Security is a top priority for the oil and gas industry. In fact, security is often cited by oil and gas companies as a barrier to outsourcing or sending data outside of the company firewalls. Oil and gas companies hold data such as detailed well logs and production figures close, while being more willing to outsource management of other types of data. In this case, it is not exactly clear exactly what data was the target. The report stated that hackers were "harvesting sensitive competitive proprietary operations and project-financing information with regard to oil and gas field bids and operations." In the scheme of things, if the main target was bid documents involving competitors, then this information would give Chinese companies like CNOOC that are very active in oil deals a competitive advantage.
A lot more detail was provided on the types of tools used to breach security. Unlike the sophistication and newness of a virus like Stuxnet, our impression is that the Night Dragon attacks were not exotic. Spear-phishing attacks, exploitation of operating systems vulnerabilities, and the use of remote administration tools (RATs) are common. According to IDC security analyst Charles Kolodgy, these are run of the mill vulnerabilities and exploits that we should be able to stop.

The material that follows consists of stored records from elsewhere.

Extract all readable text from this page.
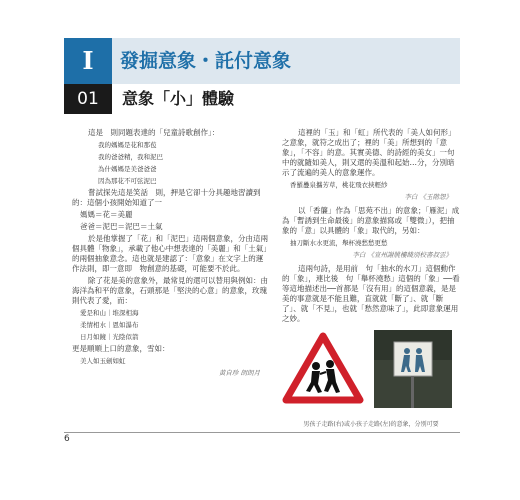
I	發掘意象・託付意象
01	意象「小」體驗

這是　則同題表達的「兒童詩歌創作」：

我的媽媽是花和那苞

我的爸爸精，我和泥巴

為什媽媽是美爸爸爸

因為那花不可弦泥巴

嘗試探先這是笑話　則，押是它卻十分具趣地習讀到的：這個小孩開始知道了一

媽媽＝花＝美麗

爸爸＝泥巴＝泥巴＝土氣

於是他掌握了「花」和「泥巴」這兩個意象，分由這兩個具體「物象」，承載了他心中想表達的「美麗」和「土氣」的兩個抽象意念。這也就是建認了：「意象」在文字上的運作法則，即一意即　物創意的基礎，可能要不於此。

除了花是美的意象外，最常見的還可以替用與例如：由海洋為和平的意象，石頭那是「堅決的心意」的意象，玫瑰則代表了愛，而：

愛是和山｜堆深相海

柔情相水｜恩如瀑布

日月如鏡｜光陰似箭

更是順順上口的意象，雪如：

美人如玉劍如虹

黃自珍 朗朗月

這裡的「玉」和「虹」所代表的「美人如何形」之意象，就符之成出了；裡的「美」所想到的「意象」，「不容」的意。其實美德、的詩經的美女」一句中的就隨如美人，則又還的美溫和起始…分，分別暗示了流遍的美人的意象運作。

香羅疊泉攜芳草，桃花飛衣挾輕紗

李白 《玉階怨》

以「香簾」作為「思苑不出」的意象；「雁泥」成為「暫誘到生命最後」的意象描寫或「雙微」），把抽象的「意」以具體的「象」取代的，另如：

抽刀斷水水更流，舉杯澆愁愁更愁

李白 《宣州謝朓樓餞別校書叔雲》

這兩句詩，是用前　句「抽水的水刀」這個動作的「象」，連比後　句「舉杯澆愁」這個的「象」──看等這地描述出──首都是「沒有用」的這個意義，是是美的事意就是不能且難，直就就「斷了」、就「斷了」、就「不見」，也就「愁然意味了」，此即意象運用之妙。

男孩子走路(右)或小孩子走路(左)的意象，分別可要

6
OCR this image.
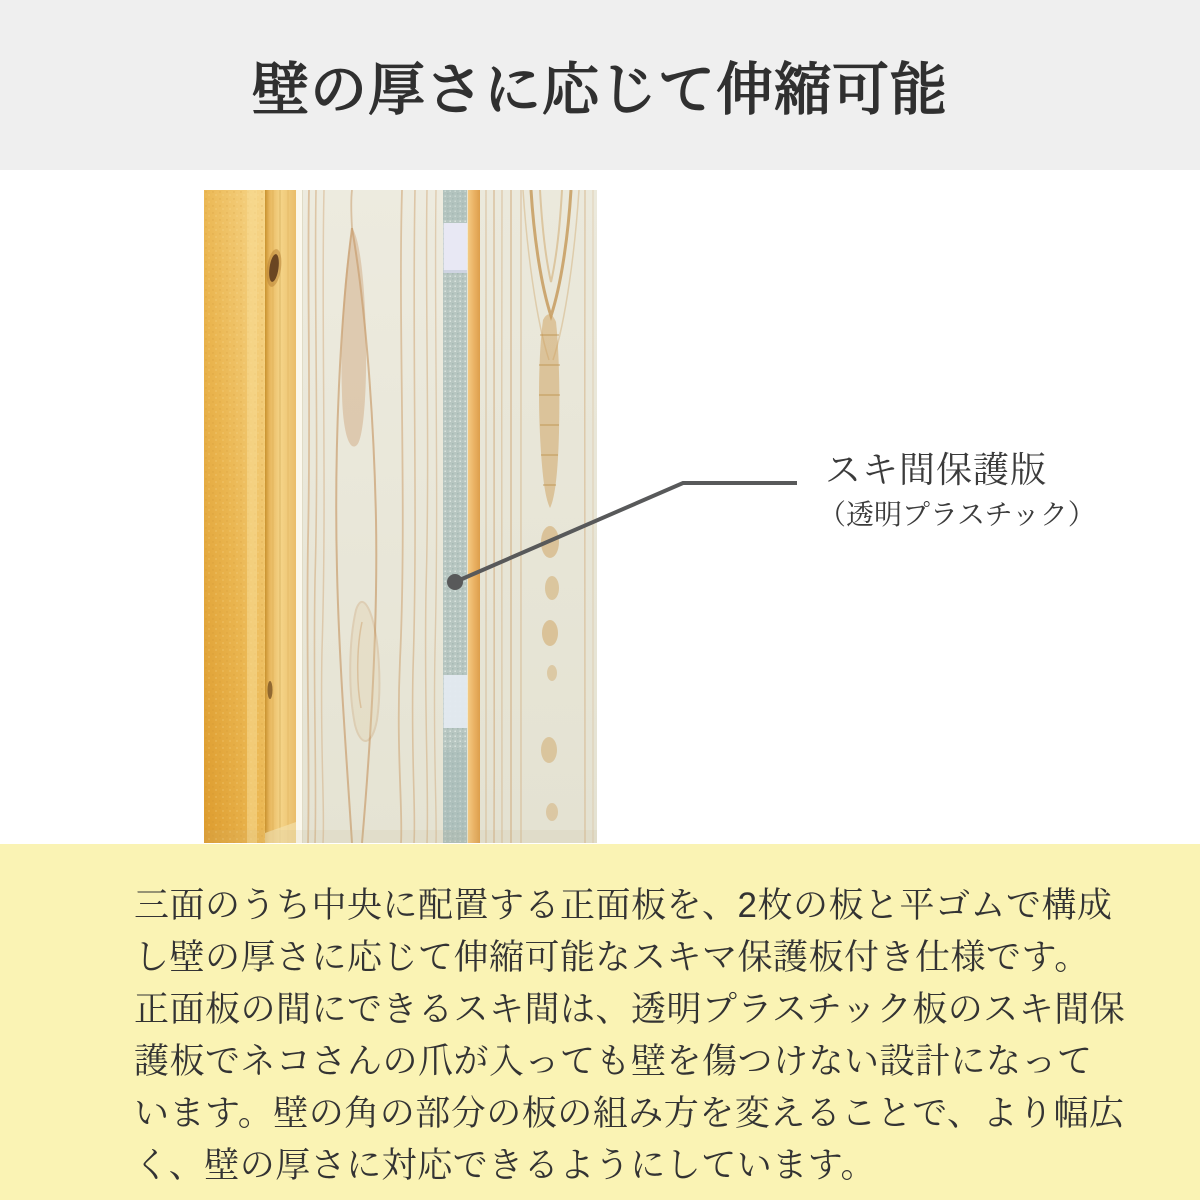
壁の厚さに応じて伸縮可能
スキ間保護版
（透明プラスチック）

三面のうち中央に配置する正面板を、2枚の板と平ゴムで構成

し壁の厚さに応じて伸縮可能なスキマ保護板付き仕様です。

正面板の間にできるスキ間は、透明プラスチック板のスキ間保

護板でネコさんの爪が入っても壁を傷つけない設計になって

います。壁の角の部分の板の組み方を変えることで、より幅広

く、壁の厚さに対応できるようにしています。
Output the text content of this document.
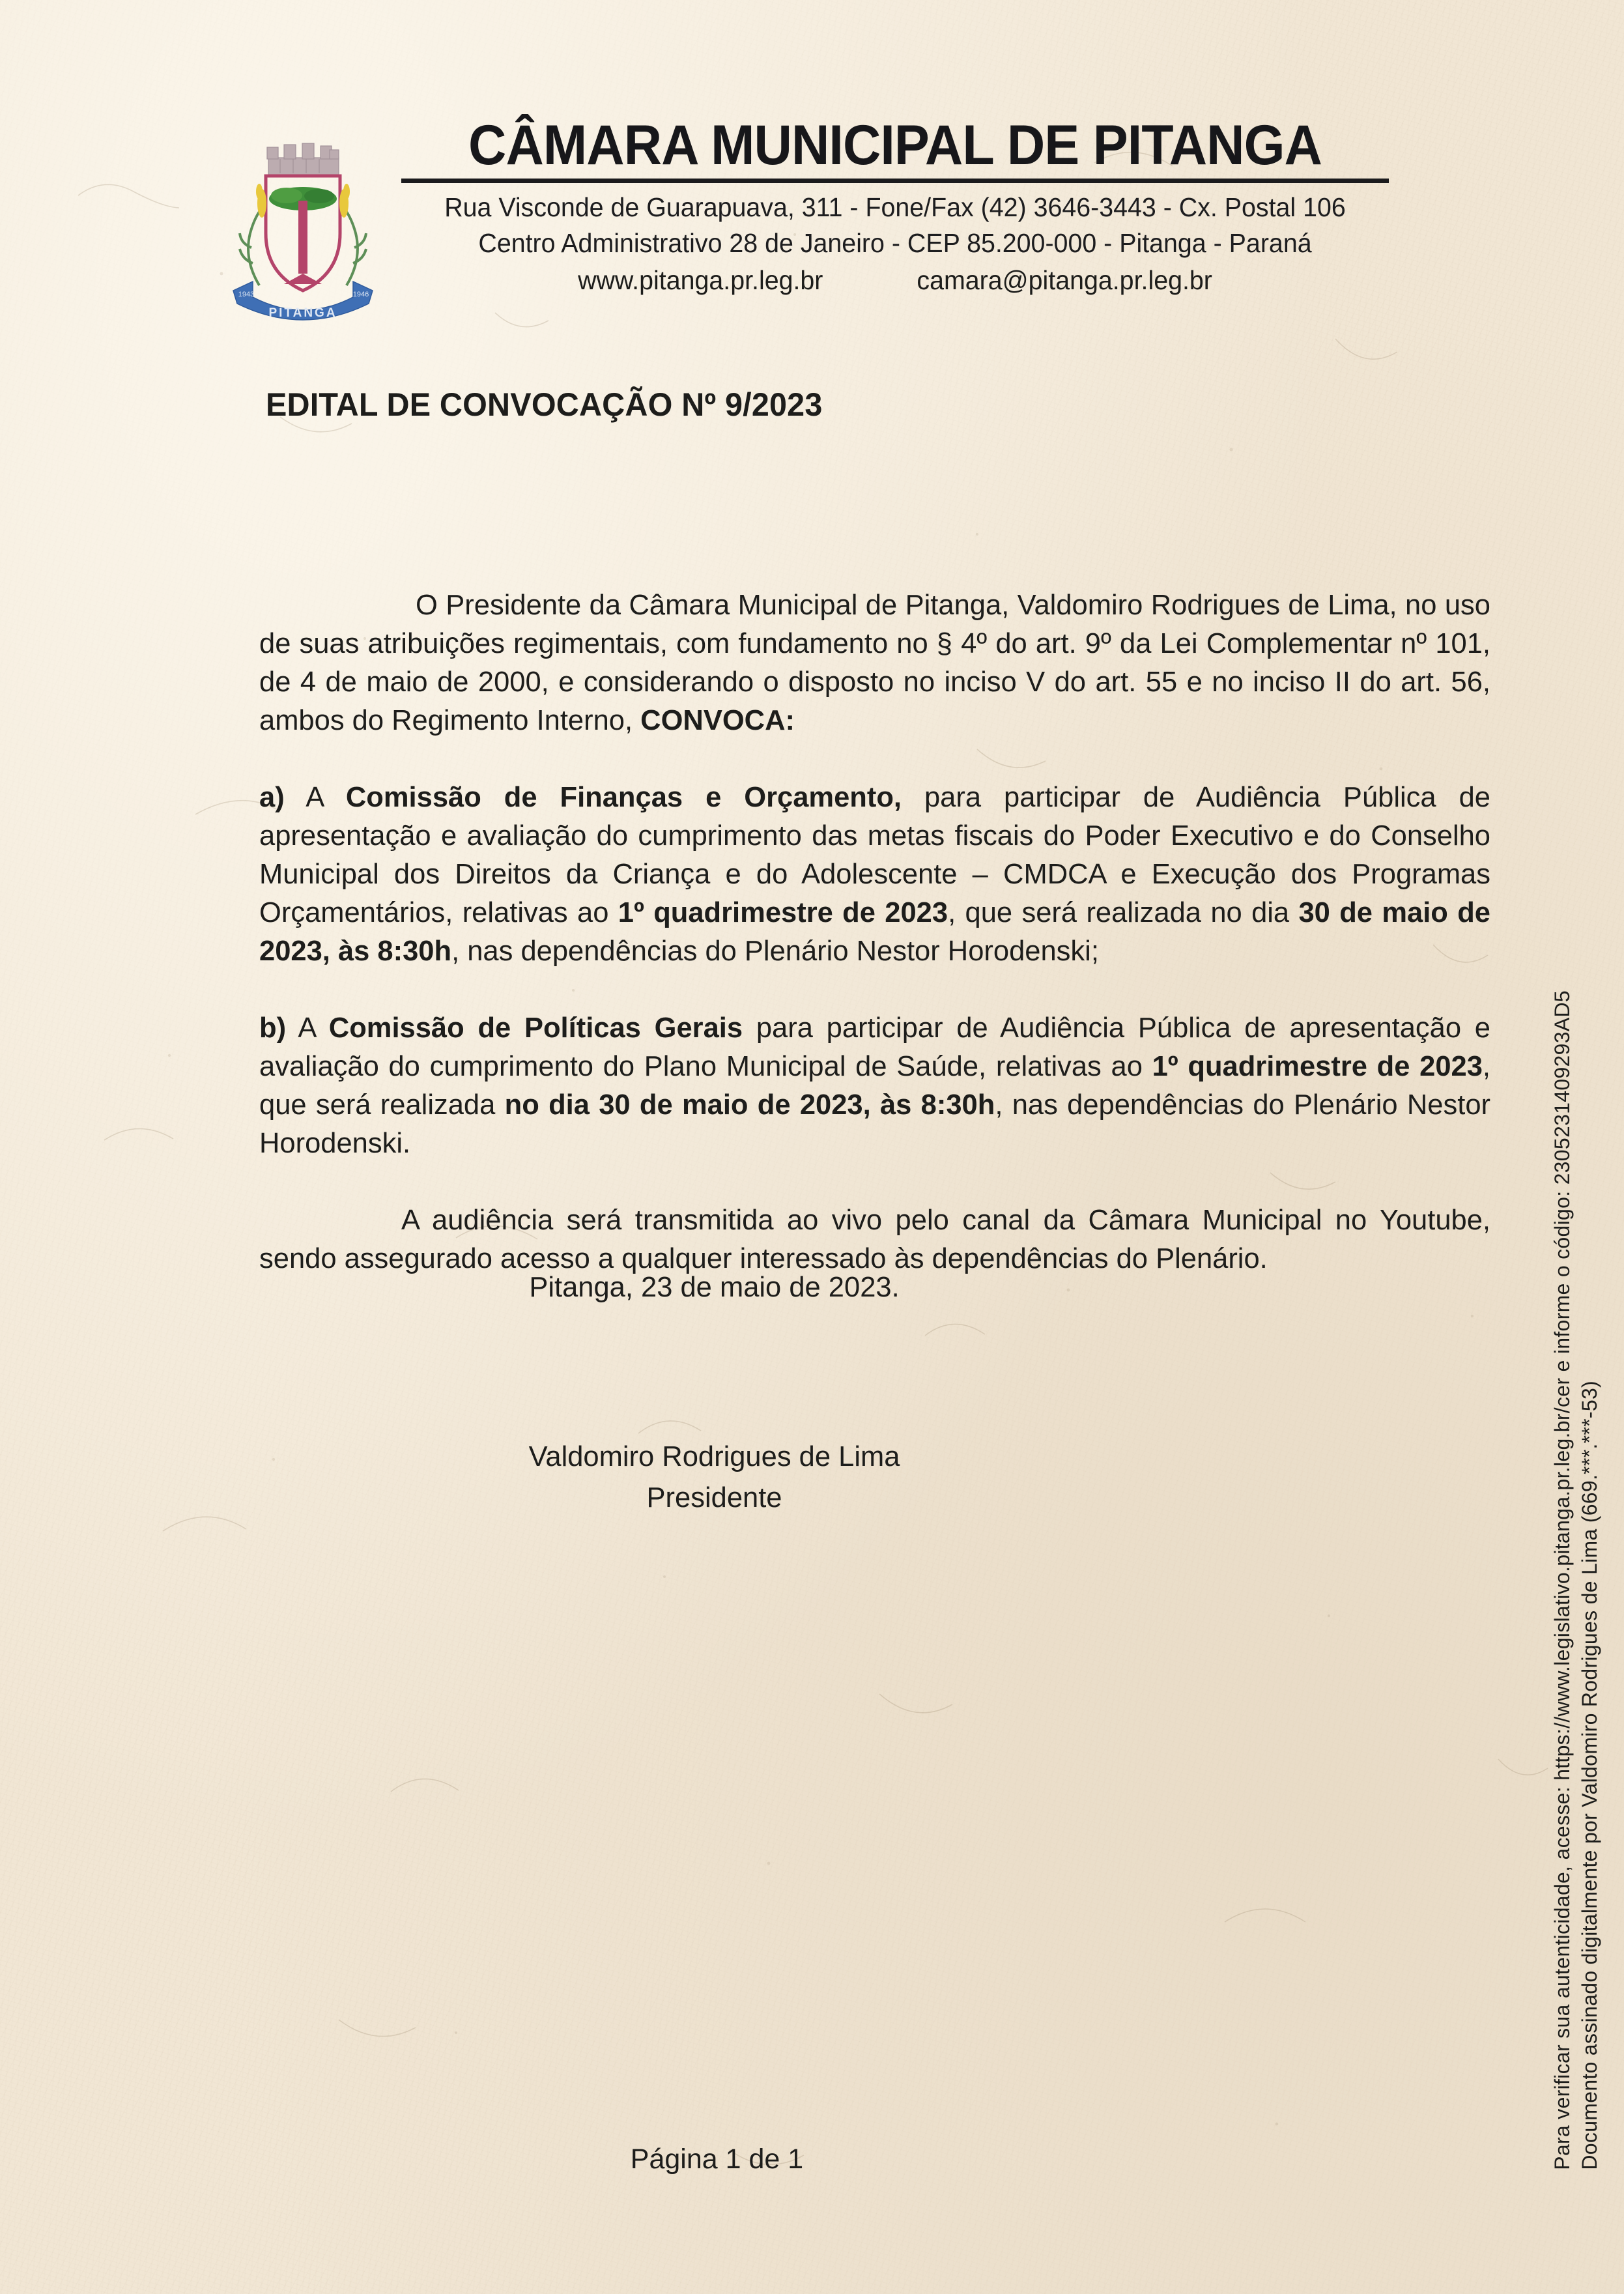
PITANGA
1943	1946
CÂMARA MUNICIPAL DE PITANGA
Rua Visconde de Guarapuava, 311 - Fone/Fax (42) 3646-3443 - Cx. Postal 106
Centro Administrativo 28 de Janeiro - CEP 85.200-000 - Pitanga - Paraná
www.pitanga.pr.leg.br	camara@pitanga.pr.leg.br
EDITAL DE CONVOCAÇÃO Nº 9/2023

O Presidente da Câmara Municipal de Pitanga, Valdomiro Rodrigues de Lima, no uso de suas atribuições regimentais, com fundamento no § 4º do art. 9º da Lei Complementar nº 101, de 4 de maio de 2000, e considerando o disposto no inciso V do art. 55 e no inciso II do art. 56, ambos do Regimento Interno, CONVOCA:

a) A Comissão de Finanças e Orçamento, para participar de Audiência Pública de apresentação e avaliação do cumprimento das metas fiscais do Poder Executivo e do Conselho Municipal dos Direitos da Criança e do Adolescente – CMDCA e Execução dos Programas Orçamentários, relativas ao 1º quadrimestre de 2023, que será realizada no dia 30 de maio de 2023, às 8:30h, nas dependências do Plenário Nestor Horodenski;

b) A Comissão de Políticas Gerais para participar de Audiência Pública de apresentação e avaliação do cumprimento do Plano Municipal de Saúde, relativas ao 1º quadrimestre de 2023, que será realizada no dia 30 de maio de 2023, às 8:30h, nas dependências do Plenário Nestor Horodenski.

A audiência será transmitida ao vivo pelo canal da Câmara Municipal no Youtube, sendo assegurado acesso a qualquer interessado às dependências do Plenário.

Pitanga, 23 de maio de 2023.
Valdomiro Rodrigues de Lima
Presidente
Página 1 de 1	Documento assinado digitalmente por Valdomiro Rodrigues de Lima (669.***.***-53)
Para verificar sua autenticidade, acesse: https://www.legislativo.pitanga.pr.leg.br/cer e informe o código: 2305231409293AD5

It is a matter of constant vigilance when it comes to security practices. Given that so many projects in the oil patch require participation of multiple parties - joint venture owners, rig operators, oil field services firms, and engineering, procurement and construction firms - many documents are likely to be widely shared. As technology makes it easier to collaborate among business partners in the upstream segment and as safety demands more collaboration, it is even more important to pay attention to making sure this collaboration is secure and protected.